AWP pays tribute to the journalist, the poet of resistance and finest human being for his life-long struggle for the working people, journalists, peasants and students.
He was fighting against throat cancer for the last decade and passed away at the age of 78 years in Karachi on Sunday morning.
In a joint statement AWP President Yousuf Mustikhan, Secretary-general Akhtar Hussain Advocate, Pakistan Trade Union Federation leader and Federal Committee member Safdar Sandhu, Organising Secretary Javed Akhtar, Karachi District President Shafie Sheikh, and others expressed heartfelt condolences with the family of the journalist.
The statement said Ahfazur Rahman was a great human being, a genuine revolutionary, a man of integrity and conviction.
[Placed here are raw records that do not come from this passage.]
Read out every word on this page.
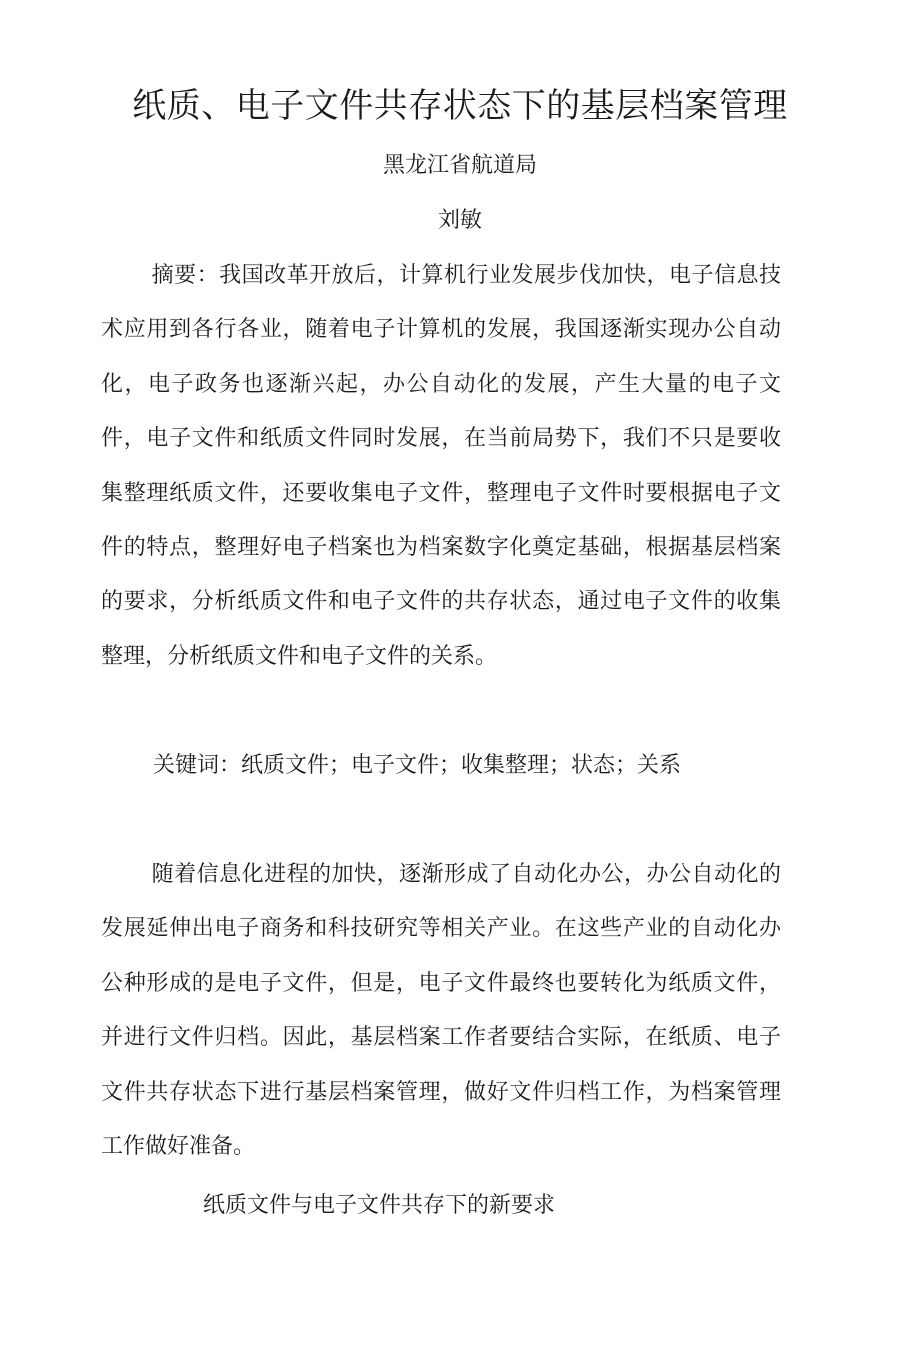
纸质、电子文件共存状态下的基层档案管理
黑龙江省航道局
刘敏

摘要：我国改革开放后，计算机行业发展步伐加快，电子信息技术应用到各行各业，随着电子计算机的发展，我国逐渐实现办公自动化，电子政务也逐渐兴起，办公自动化的发展，产生大量的电子文件，电子文件和纸质文件同时发展，在当前局势下，我们不只是要收集整理纸质文件，还要收集电子文件，整理电子文件时要根据电子文件的特点，整理好电子档案也为档案数字化奠定基础，根据基层档案的要求，分析纸质文件和电子文件的共存状态，通过电子文件的收集整理，分析纸质文件和电子文件的关系。

关键词：纸质文件；电子文件；收集整理；状态；关系

随着信息化进程的加快，逐渐形成了自动化办公，办公自动化的发展延伸出电子商务和科技研究等相关产业。在这些产业的自动化办公种形成的是电子文件，但是，电子文件最终也要转化为纸质文件，并进行文件归档。因此，基层档案工作者要结合实际，在纸质、电子文件共存状态下进行基层档案管理，做好文件归档工作，为档案管理工作做好准备。

纸质文件与电子文件共存下的新要求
He remained committed to the cause of working journalists, media workers and the working class of the country till the last breath of his life, commented Yousuf Mustikhan.
Ahfaz Rahman was one of the pioneers of the student and journalists’ movements against the dictatorial regimes and the corporate media, said Akhtar Hussain.
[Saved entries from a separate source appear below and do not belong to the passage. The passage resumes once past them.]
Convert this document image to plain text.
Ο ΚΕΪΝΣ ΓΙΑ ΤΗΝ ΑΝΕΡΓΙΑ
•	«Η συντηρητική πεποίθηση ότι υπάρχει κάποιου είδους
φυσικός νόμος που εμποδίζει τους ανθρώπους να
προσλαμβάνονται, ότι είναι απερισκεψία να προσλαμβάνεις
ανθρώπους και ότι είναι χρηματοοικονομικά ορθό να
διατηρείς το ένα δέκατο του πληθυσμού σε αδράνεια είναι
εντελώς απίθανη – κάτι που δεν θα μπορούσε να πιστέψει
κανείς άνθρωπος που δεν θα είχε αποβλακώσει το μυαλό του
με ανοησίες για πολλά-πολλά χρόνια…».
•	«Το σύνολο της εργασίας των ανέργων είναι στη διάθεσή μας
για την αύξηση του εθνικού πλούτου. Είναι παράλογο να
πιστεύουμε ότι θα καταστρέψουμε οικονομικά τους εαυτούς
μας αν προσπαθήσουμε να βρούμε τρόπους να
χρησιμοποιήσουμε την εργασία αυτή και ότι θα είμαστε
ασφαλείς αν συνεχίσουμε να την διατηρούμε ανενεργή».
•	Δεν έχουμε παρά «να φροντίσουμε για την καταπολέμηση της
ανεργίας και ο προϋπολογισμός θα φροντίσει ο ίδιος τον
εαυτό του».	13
He belonged to a generation who witnessed the people’s agonies in the wake of the Partition of the subcontinent and dreamed of and struggled for building an egalitarian and fairer society, the statement read.
“He was a man of integrity who throughout his life struggled for press freedom, better wages for working journalists, peasants and workers”, said Akhtar Hussain.
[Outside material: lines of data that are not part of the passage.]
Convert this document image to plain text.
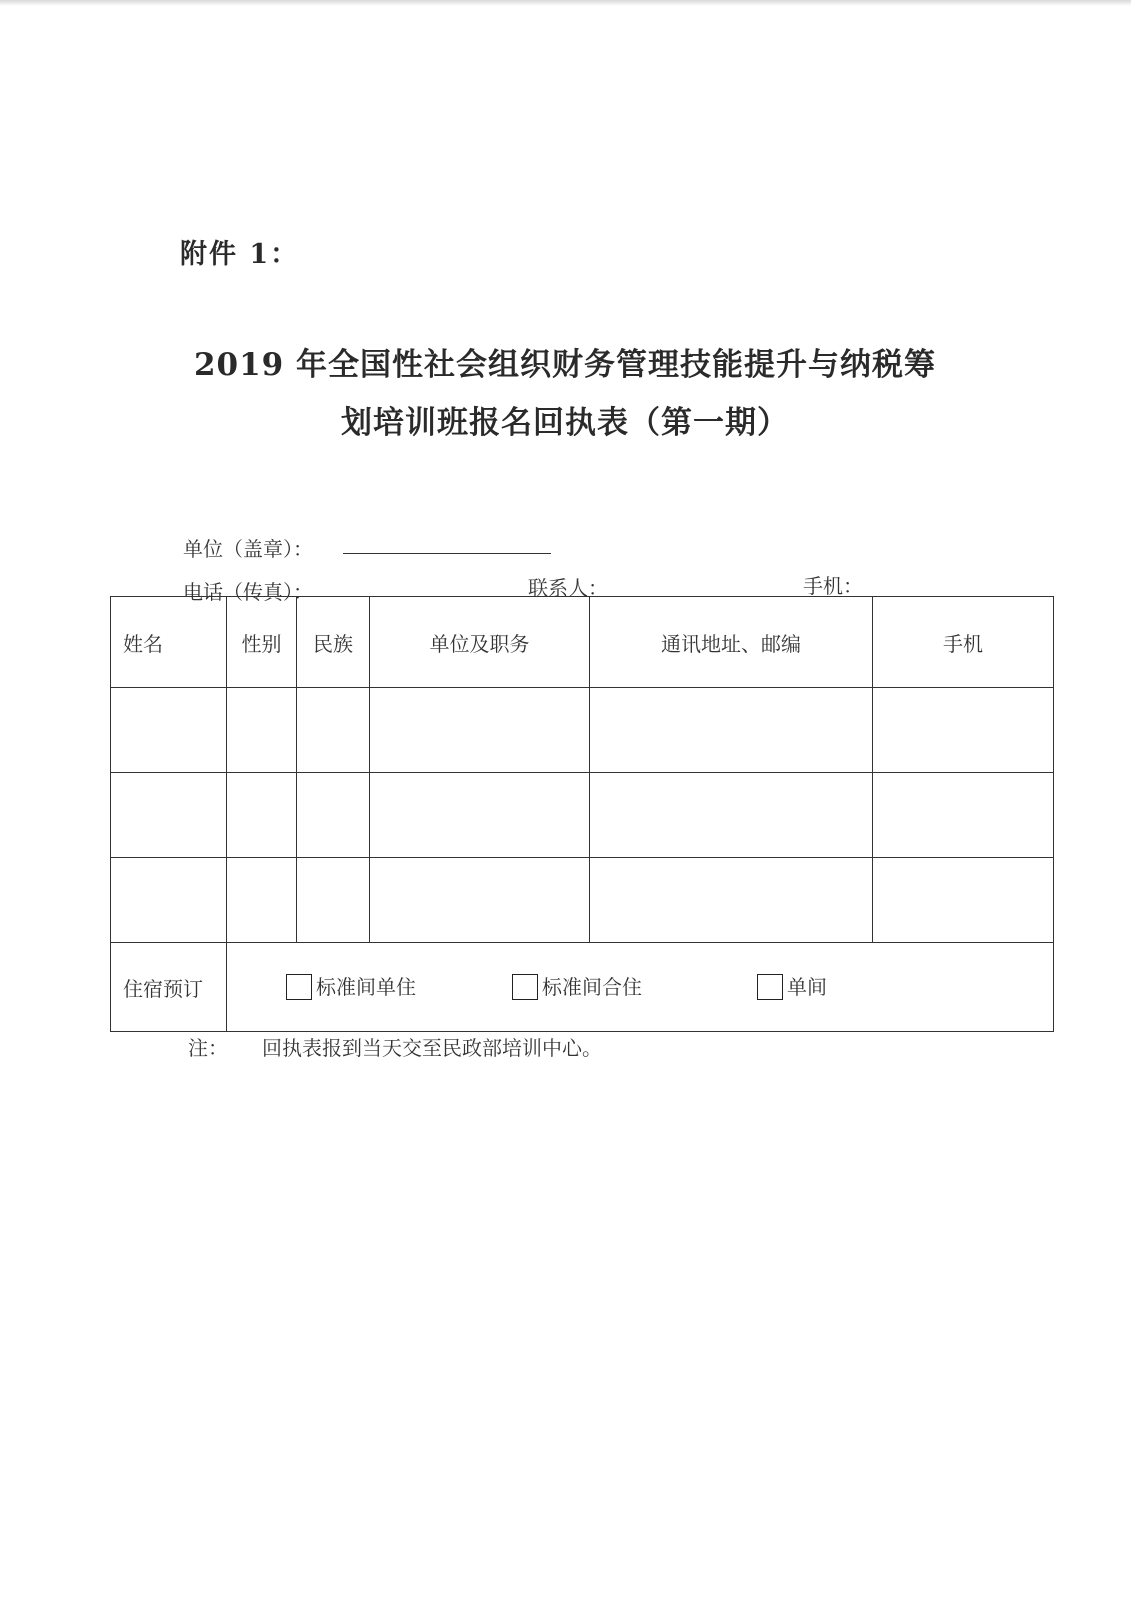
附件 1：
2019 年全国性社会组织财务管理技能提升与纳税筹
划培训班报名回执表（第一期）
单位（盖章）：
电话（传真）：	联系人：	手机：
姓名	性别	民族	单位及职务	通讯地址、邮编	手机

住宿预订	标准间单住 标准间合住 单间				
注： 回执表报到当天交至民政部培训中心。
He was among the rare breed of the Pakistani journalistic community which is fading out, he added.
Born at Jabalpur, Indian, in 1942 he migrated to Pakistan in 1947. Since his school days, he was inspired by the Progressive Writers’ Movement and joined the left-wing student organisation, National Students Federation (NSF) as its member of Executive Council and took part in 1962 and 1964 student movements against General Ayub Khan’s regime.
In 1969, he went to China to work for the Foreign Languages Press in Beijing, during the Cultural Revolution, worked with Chinese peasants.
Upon his return to Pakistan from China in 1972, Mr Rahman began his activism. During the historic journalist movement against Ziaul Haq’s regime in 1977–78, Rahman went underground and organised the movement for the freedom of the press and was arrested and sent to Camp Jail. Later he was taken out of the jail and debarred from the Punjab province for six months. In July 1978 Rahman went underground again to organise journalists, workers, peasants and student volunteers for court arrest.
Rahman was blacklisted by all major newspapers, as a result, he faced economic difficulties due to a long period of unemployment.
In 1985, he found employment in the Foreign Language Press in Beijing China, for which he had worked 16 years earlier.
After coming back to Pakistan in 1993, Rahman joined Urdu Daily Jang, as Magazine Editor. In 2002, he was elected president of Pakistan Federal Union of Journalists (PFUJ).
He constantly protested against the greed of the media owners for not giving the workers their due rights and for not implementing the wage board award. As a result, he was fired from service for his activism.
Mr Rahman also worked as magazine editor of the Urdu newspaper daily The Express, wrote columns, highlighting public and civic issues.
In November 2007, he was arrested for organizing protests against the General Musharraf regime’s decision to ban several media channels.
His poetry, according to feminist poet Fehmida Riaz, is “an engaging account of our collective yearnings for what this nation has yet to achieve”.
Ahfazur Rahman has to his credit 18 books and translations and is equally inspiring for his struggle for press freedom and implementation of Wage Board Award.
While battling cancer, Ahfazur Rahman along with his journalist and rights activist wife Mehnaz Rahman had written a book ‘Zinda Hai Zindagi’, (Life Goes On), chronicling the 1977-78 movement for the freedom of the press.
The short stories book had also become a metaphor for life’s struggle, a deep sense of anguish, people’s disillusionment with their dreams.
He was witness to the Cultural Revolution in China While he saw and appreciated some of the progress that China had made, he also saw some of the things in the wrong direction and criticised it.
In this time of crisis, when the country and world is locked in a fight against a deadly pandemic which is devastating working classes, Rahman’s struggle for accountability and justice are more relevant than ever.
As the current Pakistani rulers continue to attack the media, economically strangle journalists and restrict the free flow of information, Rahman’s struggle for press freedom and workers’ rights must be our guiding light in these dark times.
The party reaffirms its pledge to continue the struggle for establishing a just and fair society free from all kinds of exploitation, prejudices.